Programme d'augmentation de traction de 30 semaines | ||||||
Une semaine | Approche 1 | Approche 2 | Approche 3 | Approche 4 | Approche 5 | Total |
1 | 6 | 5 | 5 | 4 | 3 | 23 |
2 | 7 | 6 | 5 | 4 | 4 | 26 |
3 | 8 | 6 | 5 | 5 | 4 | 28 |
4 | 8 | 7 | 5 | 5 | 5 | 30 |
5 | 9 | 7 | 6 | 5 | 5 | 32 |
6 | 10 | 7 | 6 | 6 | 5 | 34 |
7 | 10 | 8 | 6 | 6 | 6 | 36 |
8 | 11 | 8 | 7 | 6 | 6 | 38 |
9 | 12 | 8 | 7 | 7 | 6 | 40 |
10 | 12 | 9 | 7 | 7 | 7 | 42 |
11 | 13 | 9 | 8 | 7 | 7 | 44 |
12 | 14 | 9 | 8 | 8 | 7 | 46 |
13 | 14 | 10 | 8 | 8 | 8 | 48 |
14 | 15 | 10 | 9 | 8 | 8 | 50 |
15 | 16 | 10 | 9 | 9 | 8 | 52 |
16 | 16 | 11 | 9 | 9 | 9 | 54 |
17 | 17 | 11 | 10 | 9 | 9 | 56 |
18 | 18 | 11 | 10 | 10 | 9 | 58 |
19 | 18 | 12 | 10 | 10 | 10 | 60 |
20 | 19 | 12 | 11 | 10 | 10 | 62 |
21 | 20 | 12 | 11 | 11 | 10 | 64 |
22 | 20 | 13 | 11 | 11 | 11 | 66 |
23 | 21 | 13 | 12 | 11 | 11 | 68 |
24 | 22 | 13 | 12 | 12 | 11 | 70 |
25 | 22 | 14 | 12 | 12 | 12 | 72 |
26 | 23 | 14 | 13 | 12 | 12 | 74 |
27 | 24 | 14 | 13 | 13 | 12 | 76 |
28 | 24 | 15 | 13 | 13 | 13 | 78 |
29 | 25 | 15 | 14 | 13 | 13 | 80 |
30 | 26 | 15 | 14 | 14 | 13 | 82 |
Risques de blessures
Tirer sur la barre horizontale, bien que techniquement pas un exercice très difficile, peut être source de blessures ou de sensations désagréables après un entraînement intense.
- La première chose dont il faut se méfier est l'apparition de cors.
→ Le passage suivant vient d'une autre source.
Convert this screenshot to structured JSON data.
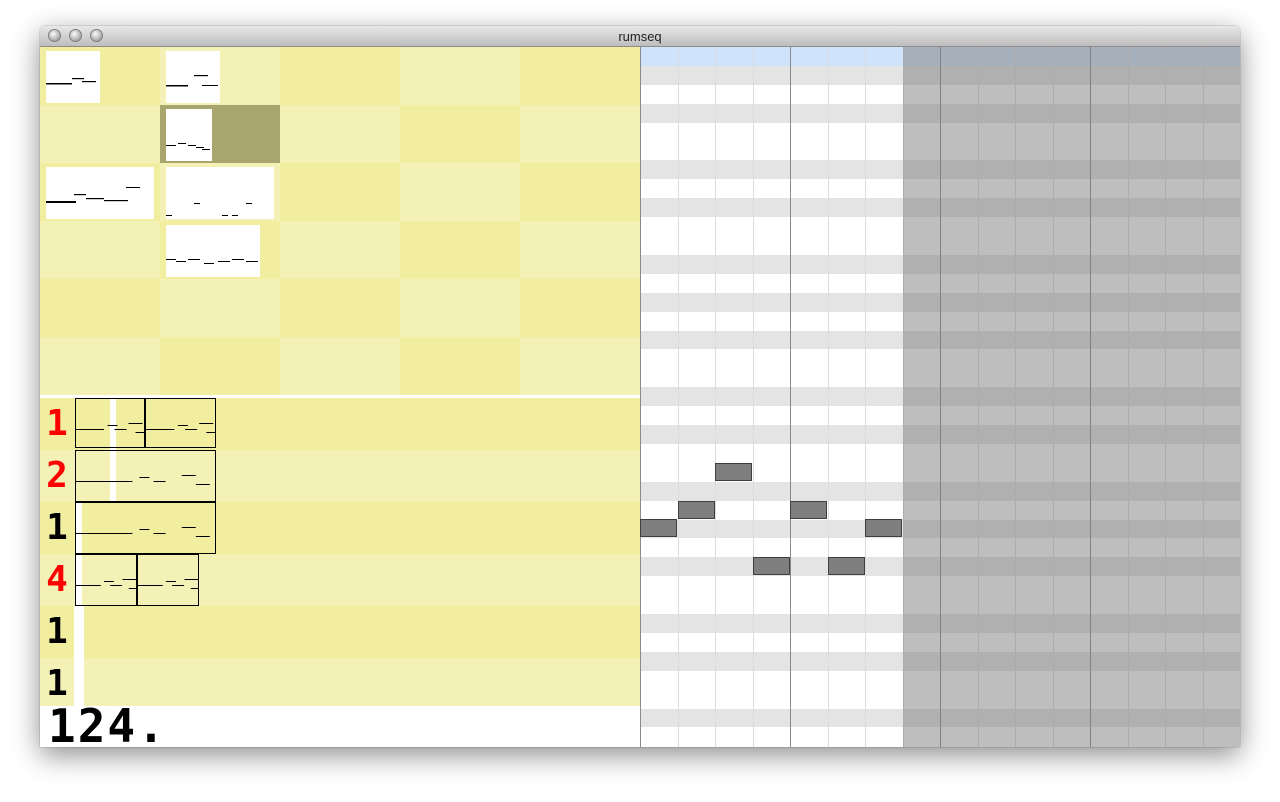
{
  "window": {
    "title": "rumseq",
    "buttons": [
      "close",
      "minimize",
      "zoom"
    ]
  },
  "colors": {
    "cell_light": "#f3f1b6",
    "cell_dark": "#f1ee9f",
    "cell_selected": "#a8a56e",
    "roll_white": "#ffffff",
    "roll_gray": "#e4e4e4",
    "roll_header": "#cfe4fa",
    "note": "#7f7f7f",
    "rep_red": "#ff0000",
    "rep_black": "#000000"
  },
  "pattern_grid": {
    "columns": 5,
    "rows": 6,
    "selected": {
      "row": 1,
      "col": 1
    },
    "patterns_present": [
      {
        "row": 0,
        "col": 0
      },
      {
        "row": 0,
        "col": 1
      },
      {
        "row": 1,
        "col": 1
      },
      {
        "row": 2,
        "col": 0
      },
      {
        "row": 2,
        "col": 1
      },
      {
        "row": 3,
        "col": 1
      }
    ]
  },
  "song": {
    "rows": [
      {
        "repeat": "1",
        "color": "red",
        "blocks": 2
      },
      {
        "repeat": "2",
        "color": "red",
        "blocks": 1
      },
      {
        "repeat": "1",
        "color": "black",
        "blocks": 1
      },
      {
        "repeat": "4",
        "color": "red",
        "blocks": 2
      },
      {
        "repeat": "1",
        "color": "black",
        "blocks": 0
      },
      {
        "repeat": "1",
        "color": "black",
        "blocks": 0
      }
    ]
  },
  "tempo": {
    "bpm_display": "124."
  },
  "piano_roll": {
    "steps_visible": 16,
    "active_steps": 7,
    "notes": [
      {
        "step": 0,
        "pitch_row": 25
      },
      {
        "step": 1,
        "pitch_row": 24
      },
      {
        "step": 2,
        "pitch_row": 22
      },
      {
        "step": 3,
        "pitch_row": 27
      },
      {
        "step": 4,
        "pitch_row": 24
      },
      {
        "step": 5,
        "pitch_row": 27
      },
      {
        "step": 6,
        "pitch_row": 25
      }
    ]
  }
}
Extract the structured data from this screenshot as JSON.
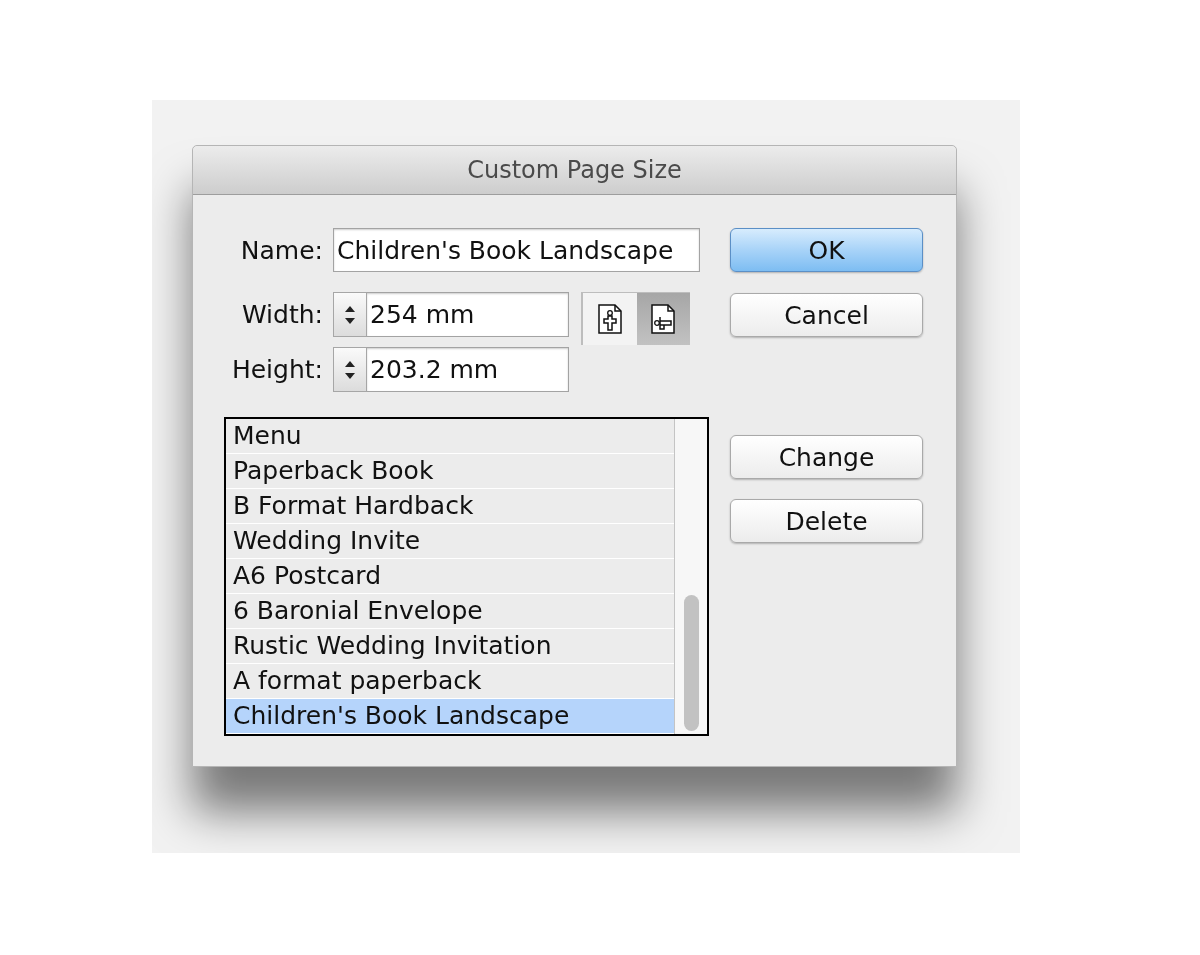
{
  "window": {
    "title": "Custom Page Size"
  },
  "fields": [
    {
      "label": "Name:",
      "value": "Children's Book Landscape",
      "kind": "text"
    },
    {
      "label": "Width:",
      "value": "254 mm",
      "kind": "stepper"
    },
    {
      "label": "Height:",
      "value": "203.2 mm",
      "kind": "stepper"
    }
  ],
  "orientation": [
    {
      "kind": "portrait",
      "selected": false
    },
    {
      "kind": "landscape",
      "selected": true
    }
  ],
  "list": {
    "items": [
      {
        "label": "Menu",
        "selected": false
      },
      {
        "label": "Paperback Book",
        "selected": false
      },
      {
        "label": "B Format Hardback",
        "selected": false
      },
      {
        "label": "Wedding Invite",
        "selected": false
      },
      {
        "label": "A6 Postcard",
        "selected": false
      },
      {
        "label": "6 Baronial Envelope",
        "selected": false
      },
      {
        "label": "Rustic Wedding Invitation",
        "selected": false
      },
      {
        "label": "A format paperback",
        "selected": false
      },
      {
        "label": "Children's Book Landscape",
        "selected": true
      }
    ]
  },
  "buttons": [
    {
      "label": "OK",
      "default": true
    },
    {
      "label": "Cancel",
      "default": false
    }
  ],
  "list_buttons": [
    {
      "label": "Change",
      "default": false
    },
    {
      "label": "Delete",
      "default": false
    }
  ]
}
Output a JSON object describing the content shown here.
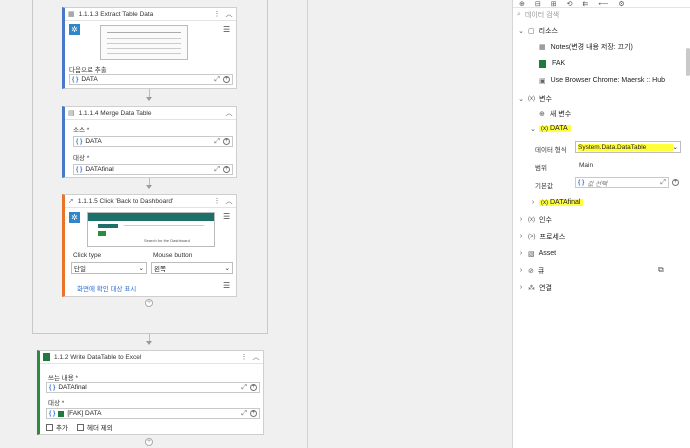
{
  "activities": {
    "extract": {
      "title": "1.1.1.3  Extract Table Data",
      "target_label": "다음으로 추출",
      "target_value": "DATA"
    },
    "merge": {
      "title": "1.1.1.4  Merge Data Table",
      "source_label": "소스 *",
      "source_value": "DATA",
      "dest_label": "대상 *",
      "dest_value": "DATAfinal"
    },
    "click": {
      "title": "1.1.1.5  Click 'Back to Dashboard'",
      "click_type_label": "Click type",
      "click_type_value": "단일",
      "mouse_button_label": "Mouse button",
      "mouse_button_value": "왼쪽",
      "show_target_link": "화면에 확인 대상 표시",
      "thumb_caption": "Search for the Dashboard"
    },
    "write": {
      "title": "1.1.2  Write DataTable to Excel",
      "content_label": "쓰는 내용 *",
      "content_value": "DATAfinal",
      "dest_label": "대상 *",
      "dest_value": "[FAK] DATA",
      "append_label": "추가",
      "exclude_header_label": "헤더 제외"
    }
  },
  "panel": {
    "search_placeholder": "데이터 검색",
    "resources": {
      "label": "리소스",
      "items": [
        "Notes(변경 내용 저장: 끄기)",
        "FAK",
        "Use Browser Chrome: Maersk :: Hub"
      ]
    },
    "variables": {
      "label": "변수",
      "new_var": "새 변수",
      "data_var": "DATA",
      "type_label": "데이터 형식",
      "type_value": "System.Data.DataTable",
      "scope_label": "범위",
      "scope_value": "Main",
      "default_label": "기본값",
      "default_placeholder": "값 선택",
      "datafinal_var": "DATAfinal"
    },
    "args_label": "인수",
    "process_label": "프로세스",
    "asset_label": "Asset",
    "queue_label": "큐",
    "connection_label": "연결"
  },
  "colors": {
    "accent_blue": "#4a78c8",
    "highlight": "#ffff3a",
    "excel_green": "#2e8b3e"
  }
}
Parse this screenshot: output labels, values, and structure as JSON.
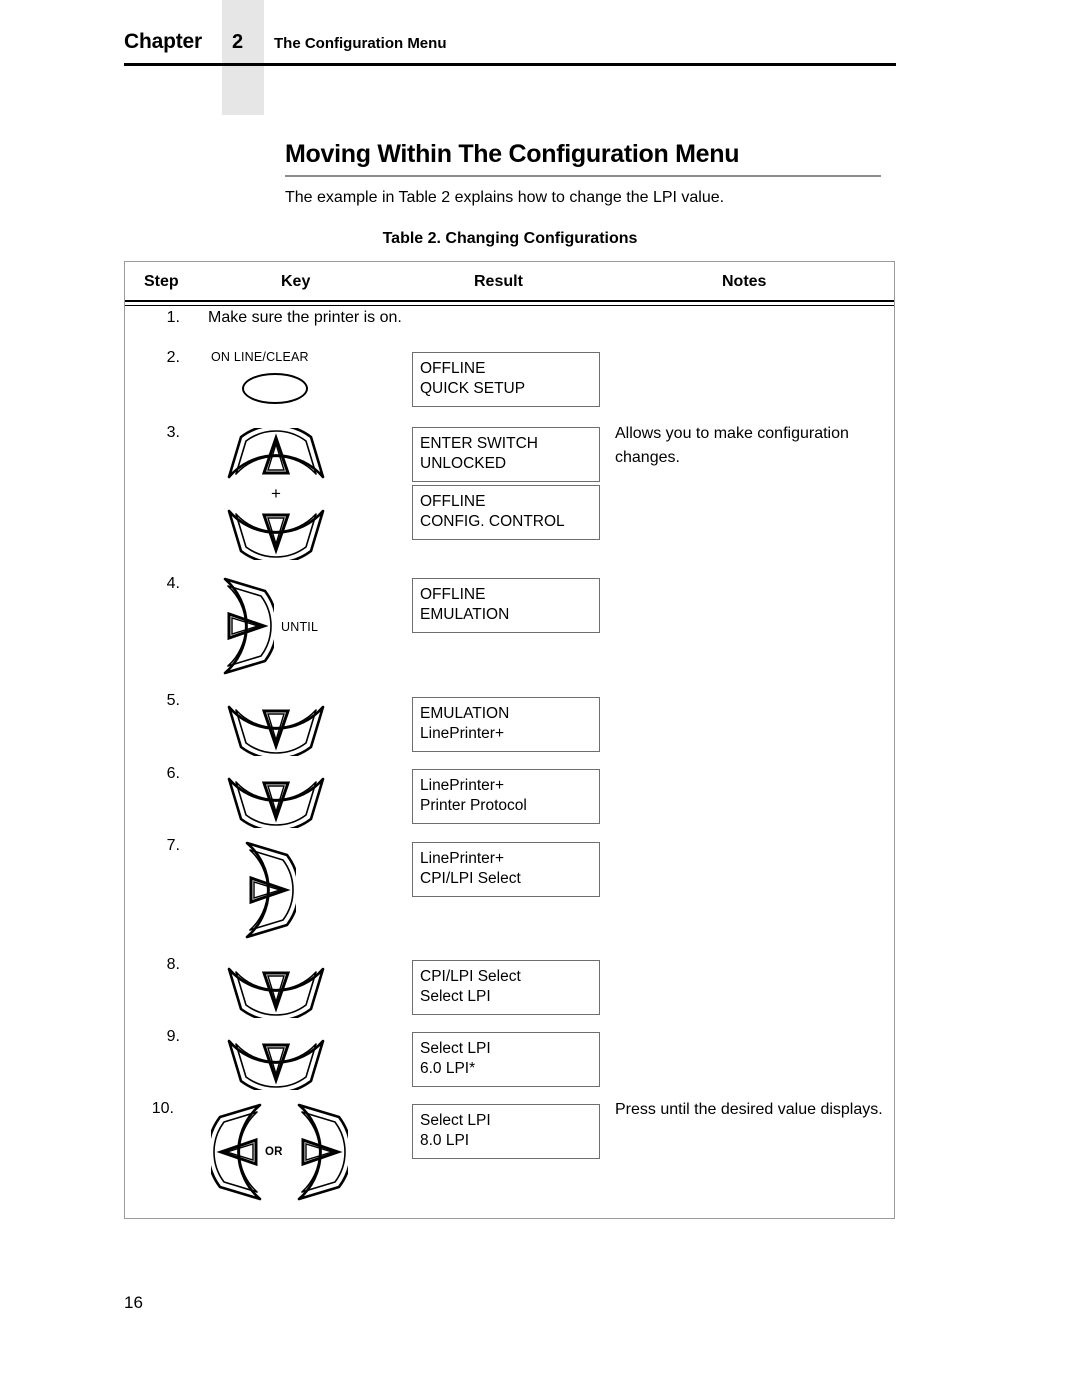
{
  "header": {
    "chapter_word": "Chapter",
    "chapter_number": "2",
    "chapter_title": "The Configuration Menu"
  },
  "section": {
    "title": "Moving Within The Configuration Menu",
    "intro": "The example in Table 2 explains how to change the LPI value."
  },
  "table": {
    "caption": "Table 2. Changing Configurations",
    "columns": [
      "Step",
      "Key",
      "Result",
      "Notes"
    ],
    "rows": [
      {
        "step": "1.",
        "key_icons": [],
        "plain_text": "Make sure the printer is on.",
        "results": [],
        "notes": ""
      },
      {
        "step": "2.",
        "key_icons": [
          {
            "type": "oval",
            "label": "ON LINE/CLEAR"
          }
        ],
        "results": [
          {
            "lines": [
              "OFFLINE",
              "QUICK SETUP"
            ]
          }
        ],
        "notes": ""
      },
      {
        "step": "3.",
        "key_icons": [
          {
            "type": "fan-up",
            "label": ""
          },
          {
            "type": "plus",
            "label": "+"
          },
          {
            "type": "fan-down",
            "label": ""
          }
        ],
        "results": [
          {
            "lines": [
              "ENTER SWITCH",
              "UNLOCKED"
            ]
          },
          {
            "lines": [
              "OFFLINE",
              "CONFIG. CONTROL"
            ]
          }
        ],
        "notes": "Allows you to make configuration changes."
      },
      {
        "step": "4.",
        "key_icons": [
          {
            "type": "fan-right",
            "label": "UNTIL"
          }
        ],
        "results": [
          {
            "lines": [
              "OFFLINE",
              "EMULATION"
            ]
          }
        ],
        "notes": ""
      },
      {
        "step": "5.",
        "key_icons": [
          {
            "type": "fan-down",
            "label": ""
          }
        ],
        "results": [
          {
            "lines": [
              "EMULATION",
              "LinePrinter+"
            ]
          }
        ],
        "notes": ""
      },
      {
        "step": "6.",
        "key_icons": [
          {
            "type": "fan-down",
            "label": ""
          }
        ],
        "results": [
          {
            "lines": [
              "LinePrinter+",
              "Printer Protocol"
            ]
          }
        ],
        "notes": ""
      },
      {
        "step": "7.",
        "key_icons": [
          {
            "type": "fan-right",
            "label": ""
          }
        ],
        "results": [
          {
            "lines": [
              "LinePrinter+",
              "CPI/LPI Select"
            ]
          }
        ],
        "notes": ""
      },
      {
        "step": "8.",
        "key_icons": [
          {
            "type": "fan-down",
            "label": ""
          }
        ],
        "results": [
          {
            "lines": [
              "CPI/LPI Select",
              "Select LPI"
            ]
          }
        ],
        "notes": ""
      },
      {
        "step": "9.",
        "key_icons": [
          {
            "type": "fan-down",
            "label": ""
          }
        ],
        "results": [
          {
            "lines": [
              "Select LPI",
              "6.0 LPI*"
            ]
          }
        ],
        "notes": ""
      },
      {
        "step": "10.",
        "key_icons": [
          {
            "type": "fan-left",
            "label": ""
          },
          {
            "type": "or",
            "label": "OR"
          },
          {
            "type": "fan-right",
            "label": ""
          }
        ],
        "results": [
          {
            "lines": [
              "Select LPI",
              "8.0 LPI"
            ]
          }
        ],
        "notes": "Press until the desired value displays."
      }
    ]
  },
  "footer": {
    "page_number": "16"
  }
}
Ils se forment lorsque la peau des paumes est pincée ou frottée et souvent non seulement chez les femmes, mais aussi chez les hommes, surviennent après la première séance d'entraînement. Les meilleurs moyens de protection contre eux sont des gants de sport spéciaux qui vous aideront à rester sur la barre.
- Lorsque vous faites des tractions, en particulier pour les débutants, il y a un grand risque de chute. Cela se produit avec des mains insuffisamment fortes, une mauvaise adhérence, des mains mouillées ou glissantes. Des gants ou du talc spécial aideront à se débarrasser des paumes mouillées et, pour renforcer les mains, vous devez également entraîner les muscles du poignet avec une longue suspension sur la barre horizontale et des séries d'exercices spéciaux pour les débutants.
- Avec un entraînement intense, en particulier au stade initial, la douleur dans les muscles, les articulations et les ligaments de la moitié supérieure du corps ne peut être évitée. Pour minimiser cet inconfort, suivez la bonne technique, échauffez-vous avant de remonter et augmentez progressivement la charge.
Complexes Crossfit avec pull-ups
Nous portons à votre attention plusieurs complexes d'entraînement pour CrossFit, qui contiennent exactement dans le programme le pull-up classique sur la barre horizontale.
Chaîne | Effectuez 10 tractions, 3 ascenseurs verticaux sur panneau perforé, 10 soulevés de terre classiques, 10 burpees. Seulement 5 tours. |
Merf | Faites 100 tractions, tapis roulant - 1 km, 200 pompes, squats - 300 répétitions. |
Trente victoires | Effectuer 30 tractions, 30 relances de chaussettes, 30 burpees, 30 presses kettlebell, 30 soulevés de terre. |
Сindy | Effectuez 5 tractions, 10 pompes, 15 squats aériens. Durée 20 minutes. Pour les débutants. |
Il n'y a pas de sport traumatique, il y a un exercice inapproprié. Assurez-vous d'inclure des tractions sur la barre horizontale dans votre système d'entraînement et très bientôt, vous pourrez vous vanter d'un torse incroyablement beau et des muscles des bras gonflés. Mais n'oubliez pas de former les membres inférieurs. Alors vous serez absolument irrésistible.